Edit: Here is an example with $R$ an integral domain: Let $R=\mathbb{Z}[X]$ and consider the ideal $J=(2,X)$. We let $M=J$ and $N=R/J$. I first claim that $J^*\simeq R$ and that every functional is of the form $$\phi_r:J\to R, j\mapsto rj.$$ Indeed, suppose that $\phi:J\to R$ is $R$-linear. Then we must have $$\phi(2X)=2\phi(X)=X\phi(2).$$ Since both 2 and $X$ are prime in $R$, we must have $\phi(X)=Xr$ and $\phi(2)=2s$ for some $s,r\in R$. But then immediately $2Xr=2Xs$, so that $r=s$ and $\phi(j)=rj$ for each $j$ by linearity.

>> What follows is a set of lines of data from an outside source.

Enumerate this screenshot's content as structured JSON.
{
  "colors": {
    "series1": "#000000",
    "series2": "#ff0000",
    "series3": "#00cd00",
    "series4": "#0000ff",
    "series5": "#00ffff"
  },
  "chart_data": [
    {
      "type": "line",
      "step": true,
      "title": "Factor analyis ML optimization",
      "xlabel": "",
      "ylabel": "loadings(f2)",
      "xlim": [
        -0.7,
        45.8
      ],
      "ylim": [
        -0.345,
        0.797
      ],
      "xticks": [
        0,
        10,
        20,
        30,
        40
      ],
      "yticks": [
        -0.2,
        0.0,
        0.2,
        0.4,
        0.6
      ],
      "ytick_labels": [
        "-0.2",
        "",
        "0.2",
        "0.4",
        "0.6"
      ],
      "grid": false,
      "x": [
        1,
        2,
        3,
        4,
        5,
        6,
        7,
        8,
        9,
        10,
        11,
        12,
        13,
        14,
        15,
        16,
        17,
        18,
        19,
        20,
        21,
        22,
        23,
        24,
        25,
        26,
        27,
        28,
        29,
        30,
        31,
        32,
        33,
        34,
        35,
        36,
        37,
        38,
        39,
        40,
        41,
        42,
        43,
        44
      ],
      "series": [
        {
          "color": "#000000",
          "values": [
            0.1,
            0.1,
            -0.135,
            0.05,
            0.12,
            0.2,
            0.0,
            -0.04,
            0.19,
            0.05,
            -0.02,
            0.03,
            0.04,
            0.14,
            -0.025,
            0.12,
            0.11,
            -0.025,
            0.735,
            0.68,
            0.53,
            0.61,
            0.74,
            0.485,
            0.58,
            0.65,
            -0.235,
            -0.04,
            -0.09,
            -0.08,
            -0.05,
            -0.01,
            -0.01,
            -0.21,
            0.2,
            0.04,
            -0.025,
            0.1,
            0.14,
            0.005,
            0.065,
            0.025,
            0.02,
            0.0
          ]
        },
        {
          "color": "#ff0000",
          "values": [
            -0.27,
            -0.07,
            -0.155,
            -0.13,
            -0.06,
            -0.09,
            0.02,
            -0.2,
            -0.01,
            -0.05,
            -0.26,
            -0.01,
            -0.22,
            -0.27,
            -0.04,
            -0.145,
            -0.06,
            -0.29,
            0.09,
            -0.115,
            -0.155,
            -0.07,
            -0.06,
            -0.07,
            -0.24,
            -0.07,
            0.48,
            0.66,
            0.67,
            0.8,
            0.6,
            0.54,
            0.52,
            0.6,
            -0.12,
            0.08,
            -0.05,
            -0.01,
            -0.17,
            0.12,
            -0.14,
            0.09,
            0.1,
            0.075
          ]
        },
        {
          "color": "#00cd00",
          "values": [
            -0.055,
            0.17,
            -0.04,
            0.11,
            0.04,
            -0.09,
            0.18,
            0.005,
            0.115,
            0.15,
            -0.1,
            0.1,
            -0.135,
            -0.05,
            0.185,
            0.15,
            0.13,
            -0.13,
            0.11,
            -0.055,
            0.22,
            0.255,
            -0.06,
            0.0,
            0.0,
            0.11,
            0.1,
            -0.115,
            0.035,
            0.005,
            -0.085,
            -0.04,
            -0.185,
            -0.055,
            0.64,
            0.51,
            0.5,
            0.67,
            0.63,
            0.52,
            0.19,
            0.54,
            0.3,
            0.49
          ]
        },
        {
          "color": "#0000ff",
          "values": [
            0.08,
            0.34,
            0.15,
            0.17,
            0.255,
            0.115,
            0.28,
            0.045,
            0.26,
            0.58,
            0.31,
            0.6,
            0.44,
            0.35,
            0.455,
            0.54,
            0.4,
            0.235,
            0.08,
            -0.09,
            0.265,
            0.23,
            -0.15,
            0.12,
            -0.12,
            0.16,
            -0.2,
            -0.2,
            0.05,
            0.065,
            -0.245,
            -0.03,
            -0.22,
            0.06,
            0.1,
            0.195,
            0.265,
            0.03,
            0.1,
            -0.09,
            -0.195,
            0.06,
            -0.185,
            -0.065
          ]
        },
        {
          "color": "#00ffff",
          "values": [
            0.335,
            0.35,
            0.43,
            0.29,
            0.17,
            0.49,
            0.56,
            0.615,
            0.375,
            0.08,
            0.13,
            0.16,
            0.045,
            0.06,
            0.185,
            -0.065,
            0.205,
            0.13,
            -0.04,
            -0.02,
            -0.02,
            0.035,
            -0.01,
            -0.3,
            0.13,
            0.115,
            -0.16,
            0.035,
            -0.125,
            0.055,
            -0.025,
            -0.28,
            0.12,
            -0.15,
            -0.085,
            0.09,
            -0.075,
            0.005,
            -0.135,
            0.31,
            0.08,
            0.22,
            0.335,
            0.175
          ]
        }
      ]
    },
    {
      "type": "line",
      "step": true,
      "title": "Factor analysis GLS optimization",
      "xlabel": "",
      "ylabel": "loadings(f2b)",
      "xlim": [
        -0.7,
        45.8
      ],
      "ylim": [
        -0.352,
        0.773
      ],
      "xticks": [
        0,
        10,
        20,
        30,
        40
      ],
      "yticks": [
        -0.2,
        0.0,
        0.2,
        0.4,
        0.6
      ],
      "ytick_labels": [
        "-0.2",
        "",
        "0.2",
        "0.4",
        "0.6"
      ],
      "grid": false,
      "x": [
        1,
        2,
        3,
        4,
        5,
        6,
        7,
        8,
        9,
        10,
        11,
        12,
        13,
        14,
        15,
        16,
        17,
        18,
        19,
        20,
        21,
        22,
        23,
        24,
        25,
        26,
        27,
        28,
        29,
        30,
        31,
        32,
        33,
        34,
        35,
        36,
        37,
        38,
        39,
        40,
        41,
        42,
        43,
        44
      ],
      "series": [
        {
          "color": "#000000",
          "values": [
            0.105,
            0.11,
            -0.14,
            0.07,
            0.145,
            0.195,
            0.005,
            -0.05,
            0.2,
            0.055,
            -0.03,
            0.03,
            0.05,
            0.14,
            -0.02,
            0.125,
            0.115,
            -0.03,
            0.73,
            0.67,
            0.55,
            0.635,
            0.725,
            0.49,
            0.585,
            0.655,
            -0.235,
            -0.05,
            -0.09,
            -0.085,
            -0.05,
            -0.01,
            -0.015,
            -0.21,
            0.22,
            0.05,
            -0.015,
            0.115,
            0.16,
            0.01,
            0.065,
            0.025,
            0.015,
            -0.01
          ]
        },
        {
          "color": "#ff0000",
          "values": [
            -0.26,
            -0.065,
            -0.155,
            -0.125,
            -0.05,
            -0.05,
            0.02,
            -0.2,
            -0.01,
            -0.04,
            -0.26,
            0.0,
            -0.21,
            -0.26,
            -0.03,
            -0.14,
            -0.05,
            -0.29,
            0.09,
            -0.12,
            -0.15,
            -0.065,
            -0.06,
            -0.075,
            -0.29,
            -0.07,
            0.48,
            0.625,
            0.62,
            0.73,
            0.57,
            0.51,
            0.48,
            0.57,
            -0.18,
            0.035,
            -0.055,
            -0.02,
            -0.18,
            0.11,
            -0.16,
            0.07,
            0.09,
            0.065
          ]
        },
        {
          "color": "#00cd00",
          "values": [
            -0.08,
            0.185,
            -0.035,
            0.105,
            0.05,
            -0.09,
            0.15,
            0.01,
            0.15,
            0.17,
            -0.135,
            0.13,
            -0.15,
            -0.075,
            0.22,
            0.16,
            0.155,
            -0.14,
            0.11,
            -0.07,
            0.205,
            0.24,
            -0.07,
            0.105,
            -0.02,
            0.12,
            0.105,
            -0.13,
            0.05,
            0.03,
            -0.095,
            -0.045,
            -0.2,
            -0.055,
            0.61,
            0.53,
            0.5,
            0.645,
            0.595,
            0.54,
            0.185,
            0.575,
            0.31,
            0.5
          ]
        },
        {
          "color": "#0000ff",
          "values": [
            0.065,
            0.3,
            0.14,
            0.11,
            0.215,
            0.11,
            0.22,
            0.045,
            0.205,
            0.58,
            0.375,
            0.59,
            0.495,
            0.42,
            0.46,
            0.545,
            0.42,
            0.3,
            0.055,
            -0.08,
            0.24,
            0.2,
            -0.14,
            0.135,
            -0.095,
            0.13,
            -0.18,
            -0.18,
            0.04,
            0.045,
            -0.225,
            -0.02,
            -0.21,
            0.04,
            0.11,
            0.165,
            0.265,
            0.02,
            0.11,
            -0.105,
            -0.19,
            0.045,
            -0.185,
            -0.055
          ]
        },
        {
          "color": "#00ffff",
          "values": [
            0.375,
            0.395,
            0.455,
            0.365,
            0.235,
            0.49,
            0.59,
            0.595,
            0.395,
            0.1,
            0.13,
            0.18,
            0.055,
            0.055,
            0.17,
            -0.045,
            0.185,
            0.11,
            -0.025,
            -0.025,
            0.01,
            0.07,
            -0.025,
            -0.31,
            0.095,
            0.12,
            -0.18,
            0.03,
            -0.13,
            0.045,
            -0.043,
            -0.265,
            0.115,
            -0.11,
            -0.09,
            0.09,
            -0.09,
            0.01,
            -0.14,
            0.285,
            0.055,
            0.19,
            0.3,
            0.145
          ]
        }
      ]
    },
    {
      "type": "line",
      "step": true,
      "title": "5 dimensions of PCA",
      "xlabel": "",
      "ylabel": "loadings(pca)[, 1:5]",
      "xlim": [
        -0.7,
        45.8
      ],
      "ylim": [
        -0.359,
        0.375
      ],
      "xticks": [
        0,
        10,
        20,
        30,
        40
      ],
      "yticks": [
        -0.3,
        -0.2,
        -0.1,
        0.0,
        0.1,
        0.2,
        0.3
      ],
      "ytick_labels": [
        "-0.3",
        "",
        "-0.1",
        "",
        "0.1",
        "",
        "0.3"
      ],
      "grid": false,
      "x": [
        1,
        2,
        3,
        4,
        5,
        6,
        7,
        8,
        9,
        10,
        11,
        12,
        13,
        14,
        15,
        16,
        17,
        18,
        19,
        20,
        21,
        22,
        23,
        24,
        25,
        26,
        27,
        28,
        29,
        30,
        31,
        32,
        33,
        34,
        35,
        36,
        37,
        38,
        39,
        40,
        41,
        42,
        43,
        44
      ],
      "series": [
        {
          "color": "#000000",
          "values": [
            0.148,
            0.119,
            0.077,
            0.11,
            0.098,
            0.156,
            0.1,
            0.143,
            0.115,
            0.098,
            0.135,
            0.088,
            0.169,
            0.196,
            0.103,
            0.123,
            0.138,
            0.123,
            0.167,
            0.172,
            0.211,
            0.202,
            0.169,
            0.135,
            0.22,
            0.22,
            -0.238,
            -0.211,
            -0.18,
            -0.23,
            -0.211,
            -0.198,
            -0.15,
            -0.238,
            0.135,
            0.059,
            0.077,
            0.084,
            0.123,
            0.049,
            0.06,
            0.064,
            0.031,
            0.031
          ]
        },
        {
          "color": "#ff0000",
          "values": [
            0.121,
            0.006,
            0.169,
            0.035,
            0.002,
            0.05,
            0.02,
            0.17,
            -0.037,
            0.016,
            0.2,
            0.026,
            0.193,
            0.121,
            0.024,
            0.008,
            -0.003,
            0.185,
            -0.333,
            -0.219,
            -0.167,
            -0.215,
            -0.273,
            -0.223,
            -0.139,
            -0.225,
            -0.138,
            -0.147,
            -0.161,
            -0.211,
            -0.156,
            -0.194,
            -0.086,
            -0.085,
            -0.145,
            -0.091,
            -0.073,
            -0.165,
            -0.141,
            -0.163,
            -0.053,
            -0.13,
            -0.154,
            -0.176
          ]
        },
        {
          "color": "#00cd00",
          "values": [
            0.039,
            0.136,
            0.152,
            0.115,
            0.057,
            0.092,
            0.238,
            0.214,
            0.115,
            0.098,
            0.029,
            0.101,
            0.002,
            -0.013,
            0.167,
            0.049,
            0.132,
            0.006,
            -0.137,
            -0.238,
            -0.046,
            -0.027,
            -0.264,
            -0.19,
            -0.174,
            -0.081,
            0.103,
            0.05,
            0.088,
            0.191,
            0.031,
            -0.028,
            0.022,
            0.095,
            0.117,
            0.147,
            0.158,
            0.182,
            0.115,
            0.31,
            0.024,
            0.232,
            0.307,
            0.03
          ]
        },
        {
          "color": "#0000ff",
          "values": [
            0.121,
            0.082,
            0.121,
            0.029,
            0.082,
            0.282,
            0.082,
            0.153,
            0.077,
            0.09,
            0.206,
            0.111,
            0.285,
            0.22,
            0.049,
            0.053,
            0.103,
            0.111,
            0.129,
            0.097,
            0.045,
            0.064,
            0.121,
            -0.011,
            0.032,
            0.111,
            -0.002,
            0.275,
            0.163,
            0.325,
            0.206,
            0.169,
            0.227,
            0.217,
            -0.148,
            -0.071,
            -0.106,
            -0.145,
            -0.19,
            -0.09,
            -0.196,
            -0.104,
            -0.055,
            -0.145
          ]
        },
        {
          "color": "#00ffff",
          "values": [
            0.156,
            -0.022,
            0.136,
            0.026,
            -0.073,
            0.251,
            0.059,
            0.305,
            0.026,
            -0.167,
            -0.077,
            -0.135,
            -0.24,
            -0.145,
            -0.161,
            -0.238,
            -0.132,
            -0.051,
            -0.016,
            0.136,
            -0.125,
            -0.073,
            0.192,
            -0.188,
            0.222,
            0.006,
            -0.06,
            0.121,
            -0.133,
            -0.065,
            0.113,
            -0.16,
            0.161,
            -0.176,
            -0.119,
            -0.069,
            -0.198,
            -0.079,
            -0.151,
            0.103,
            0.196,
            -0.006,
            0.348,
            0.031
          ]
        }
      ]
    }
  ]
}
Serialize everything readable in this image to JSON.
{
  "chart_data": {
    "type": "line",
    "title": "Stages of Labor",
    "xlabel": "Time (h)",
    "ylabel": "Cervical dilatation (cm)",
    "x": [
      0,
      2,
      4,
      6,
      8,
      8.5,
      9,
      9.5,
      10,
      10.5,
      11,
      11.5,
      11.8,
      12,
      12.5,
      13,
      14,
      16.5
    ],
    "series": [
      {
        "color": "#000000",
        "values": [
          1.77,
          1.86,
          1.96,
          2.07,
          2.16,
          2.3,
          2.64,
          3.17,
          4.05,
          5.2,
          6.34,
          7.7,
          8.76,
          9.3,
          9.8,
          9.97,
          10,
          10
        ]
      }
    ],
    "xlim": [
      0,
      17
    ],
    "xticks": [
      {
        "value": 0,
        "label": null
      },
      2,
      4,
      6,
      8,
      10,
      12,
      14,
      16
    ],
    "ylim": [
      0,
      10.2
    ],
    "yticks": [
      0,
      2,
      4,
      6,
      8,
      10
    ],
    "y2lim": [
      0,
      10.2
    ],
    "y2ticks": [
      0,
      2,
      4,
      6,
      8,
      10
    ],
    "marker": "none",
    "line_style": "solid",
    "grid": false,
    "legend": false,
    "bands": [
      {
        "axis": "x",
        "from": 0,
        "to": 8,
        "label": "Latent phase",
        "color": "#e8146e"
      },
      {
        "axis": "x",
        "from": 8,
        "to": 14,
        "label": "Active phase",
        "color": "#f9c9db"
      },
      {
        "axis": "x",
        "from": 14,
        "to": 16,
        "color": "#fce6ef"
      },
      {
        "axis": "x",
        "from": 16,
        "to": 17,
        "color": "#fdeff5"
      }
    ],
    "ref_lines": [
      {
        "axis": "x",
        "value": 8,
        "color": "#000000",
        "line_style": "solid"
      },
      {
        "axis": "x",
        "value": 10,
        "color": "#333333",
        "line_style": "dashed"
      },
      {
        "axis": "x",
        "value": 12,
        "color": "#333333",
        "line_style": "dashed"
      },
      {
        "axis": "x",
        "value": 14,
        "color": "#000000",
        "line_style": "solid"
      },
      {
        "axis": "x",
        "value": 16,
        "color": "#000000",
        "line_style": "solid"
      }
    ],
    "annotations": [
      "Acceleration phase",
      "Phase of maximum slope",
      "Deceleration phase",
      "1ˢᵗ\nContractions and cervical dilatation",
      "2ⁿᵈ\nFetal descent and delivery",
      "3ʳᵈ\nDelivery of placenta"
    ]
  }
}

In particular we have $$J^*\otimes N\simeq R\otimes N=N,$$ which is non zero. But from the above, the image of every functional is contained in $J$, from which it follows that every tensor evaluates to zero, since $$\phi\otimes n(j)=\phi(j)n\in JN=0.$$
Hence, this phenomenon is not tied to zero divisors. I do suspect that the answer might change for $R$ a Dedekind domain (since this type of argument falls apart when every ideal is invertible), but I have not checked this.